Google Pixel 6A’s Camouflage Tool Makes Magic Eraser a Lot Better

Google’s clever Magic Eraser tool debuted on the Pixel 6 and 6 Pro. It is an editing tool designed to remove people or objects that you do not want in the background of your photos. Given that it’s dead simple to use, the results are good, but it certainly won’t put Adobe out of business anytime soon. But with the Pixel 6A — and coming soon for the 6 and 6 Pro — Google has added a new Magic Eraser feature that I like a lot more than the default erasing tool: Camouflage. It is just as easy to use and the results are much more consistent.

Magic Eraser works a bit like Photoshop’s content-aware fill. You make a selection and then use information from the surrounding image to remove the unwanted subject and fill in the area. With certain subjects, especially if they are isolated from other objects in your image, it works quite well. Since most photos are viewed on (relatively) small screens these days, the results look decent. But if the object you want to remove overlaps with other elements of the image, the final image won’t look as good. It’s harder for the system to make a good guess as to how to fill in the space left behind, and it can create some odd-looking artifacts that are an even bigger distraction.

The purple stroller isn’t a great candidate for Erase because my subject overlaps it and the background is busy.

Changing it to gray makes it less distracting.

That’s where Camouflage is a great option. Instead of trying to completely remove the unwanted object, the tool just saturates it to make it less distracting. It’s perfect for, say, a bright purple stroller behind your subject. Using Magic Eraser will mess it up by trying to clone it from existence, but Camouflage will do just enough to make it less distracting.
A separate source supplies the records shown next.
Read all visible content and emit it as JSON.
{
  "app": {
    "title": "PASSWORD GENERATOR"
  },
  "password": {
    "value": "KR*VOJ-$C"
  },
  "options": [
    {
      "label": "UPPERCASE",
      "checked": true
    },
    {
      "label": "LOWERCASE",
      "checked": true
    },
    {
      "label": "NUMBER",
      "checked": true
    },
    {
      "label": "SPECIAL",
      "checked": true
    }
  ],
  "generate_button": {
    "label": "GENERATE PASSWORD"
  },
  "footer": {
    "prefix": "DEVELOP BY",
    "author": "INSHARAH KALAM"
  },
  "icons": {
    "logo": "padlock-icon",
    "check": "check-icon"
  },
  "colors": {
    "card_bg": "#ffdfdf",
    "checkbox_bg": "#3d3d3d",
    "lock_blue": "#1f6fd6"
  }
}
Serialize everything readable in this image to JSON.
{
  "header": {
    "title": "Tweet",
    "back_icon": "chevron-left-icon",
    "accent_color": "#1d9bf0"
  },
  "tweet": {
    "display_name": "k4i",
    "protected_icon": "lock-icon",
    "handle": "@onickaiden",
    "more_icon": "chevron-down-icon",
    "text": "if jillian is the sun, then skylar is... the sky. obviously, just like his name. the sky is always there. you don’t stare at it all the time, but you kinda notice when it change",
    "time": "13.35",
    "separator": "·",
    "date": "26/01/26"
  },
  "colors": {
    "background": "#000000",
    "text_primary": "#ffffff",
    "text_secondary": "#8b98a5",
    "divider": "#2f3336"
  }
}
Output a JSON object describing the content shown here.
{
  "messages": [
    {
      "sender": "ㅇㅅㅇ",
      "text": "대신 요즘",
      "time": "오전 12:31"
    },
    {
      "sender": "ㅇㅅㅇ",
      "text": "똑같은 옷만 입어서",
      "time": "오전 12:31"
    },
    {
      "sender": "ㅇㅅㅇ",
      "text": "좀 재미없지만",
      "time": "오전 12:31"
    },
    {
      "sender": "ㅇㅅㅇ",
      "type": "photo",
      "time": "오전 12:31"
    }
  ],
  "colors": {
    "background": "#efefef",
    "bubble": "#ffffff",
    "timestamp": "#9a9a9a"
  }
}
I often shoot in portrait mode for the same reason that Magic Eraser exists: to draw attention to my subject and to emphasize things in the background less. But especially when shooting in portrait mode, I don’t necessarily want to completely remove anything that’s in the background, as it’s already blurry to partially reduce distraction. Plus, it can be something that adds context to my photo. By saturating a brightly colored object behind my subject, I keep the focus where I want it, without losing that context or introducing other distracting artifacts.

The turquoise stool is a bit distracting in the background.

It’s not perfect, but camouflaging it makes it a little less disruptive to the overall picture.

Google spokesperson Matt Flegal says the Pixel 6 and 6 Pro will get the Camouflage tool on July 28, the same day the Pixel 6A goes on sale.